Hayvanları Koruma Kanunu’nun da tek yaptırımı idari para cezasıdır. Sahipsiz hayvana eziyete eden fail bulunursa ona Orman ve Su İşleri Müdürlüğü tarafından idari para cezası kesilir, o para da devlet kasasına irad (gelir) olarak kaydedilir. Şu andaki sistem budur ve caydırıcı değildir.
Kendisini idame ettiremeyecek durumdaki zavallı, kimsesiz, terkedilmiş, üç bacaklı, hasta hayvanların barınabileceği, veteriner hekimlerinin, teknisyenlerinin, gönüllülerin içeri girip sahiplendirme yapabileceği merkezler olması gerekirken; çoğu sağlam hayvanların bile içeriye koyulduğu işkence merkezlerine Türkiye'de hayvan bakımevi denir.
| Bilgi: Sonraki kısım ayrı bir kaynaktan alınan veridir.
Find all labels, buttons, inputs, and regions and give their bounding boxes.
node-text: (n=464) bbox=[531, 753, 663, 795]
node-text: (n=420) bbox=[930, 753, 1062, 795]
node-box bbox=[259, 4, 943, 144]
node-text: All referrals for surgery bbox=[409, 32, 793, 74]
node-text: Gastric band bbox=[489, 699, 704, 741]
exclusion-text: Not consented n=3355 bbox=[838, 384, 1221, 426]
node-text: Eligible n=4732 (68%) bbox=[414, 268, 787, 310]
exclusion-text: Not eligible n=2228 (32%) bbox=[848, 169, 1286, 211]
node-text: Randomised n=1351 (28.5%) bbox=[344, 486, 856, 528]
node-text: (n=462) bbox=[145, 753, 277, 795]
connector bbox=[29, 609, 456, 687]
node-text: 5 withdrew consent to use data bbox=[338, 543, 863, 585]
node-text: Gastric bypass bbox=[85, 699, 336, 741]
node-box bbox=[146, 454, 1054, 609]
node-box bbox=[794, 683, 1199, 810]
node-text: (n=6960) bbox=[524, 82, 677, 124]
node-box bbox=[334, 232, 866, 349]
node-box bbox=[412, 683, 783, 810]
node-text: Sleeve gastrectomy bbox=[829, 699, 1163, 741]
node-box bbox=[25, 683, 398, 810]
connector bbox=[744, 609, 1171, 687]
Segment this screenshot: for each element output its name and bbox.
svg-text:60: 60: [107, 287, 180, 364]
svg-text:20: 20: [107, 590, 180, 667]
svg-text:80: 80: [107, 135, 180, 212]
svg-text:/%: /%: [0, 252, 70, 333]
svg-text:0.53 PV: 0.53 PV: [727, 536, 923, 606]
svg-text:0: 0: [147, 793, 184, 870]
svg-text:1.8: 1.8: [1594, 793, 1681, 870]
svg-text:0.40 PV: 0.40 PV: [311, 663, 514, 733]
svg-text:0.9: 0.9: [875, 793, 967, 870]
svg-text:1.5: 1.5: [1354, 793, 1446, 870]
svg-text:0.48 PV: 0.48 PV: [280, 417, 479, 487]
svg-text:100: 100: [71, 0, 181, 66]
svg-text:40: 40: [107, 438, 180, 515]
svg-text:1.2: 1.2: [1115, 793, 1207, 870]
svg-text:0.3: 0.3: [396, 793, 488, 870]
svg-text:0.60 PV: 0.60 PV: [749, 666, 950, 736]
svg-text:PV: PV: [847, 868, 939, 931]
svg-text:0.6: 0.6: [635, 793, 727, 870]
Çoğu belediyenin ve Orman ve Su İşleri Bakanlığı'nın yeterli bütçesi olmasına rağmen hayvan bakımevlerinde çoğu zaman ne veteriner hekim istihdam edilir ne de doğru veteriner hekimin nasıl olması gerektiği yönünde, bu konuda çalışan Sivil Toplum Kuruluşlarının görüşleri alınır. Hayvan bakımevleri, dışarıdan bakan ve konuya ilgisiz vatandaş tarafından lüks bir otelmiş gibi algılanır. Oysa hayvan bakımevleri; temel ilaçların bile bulunmadığı, kısırlaştırmaların gelişigüzel yapıldığı, gönüllülerin içeri girmelerinin yasaklandığı, işçiler rahat temizlesin diye zemine toprak yerine fayans ya da beton döşendiği ve hayvan sayısının girişinin çıkışının nerdeyse denetlenemediği günah merkezleri gibidir.
Peki, bu durumun sorumlusu sadece belediyeler ve hayvan bakımevlerini inşa eden taşeron firmalar mıdır sanki? Ya hayvansever değil aslında hayvanseçer olup canı sıkılınca bir mal gibi bu hayvanları, "Nasıl olsa bakan birileri vardır." diyerek ormanlara ya da bu fayanstan, betondan, sıcak, çoğu zaman hastalıklı ortamlara terk edenlere ne demeli?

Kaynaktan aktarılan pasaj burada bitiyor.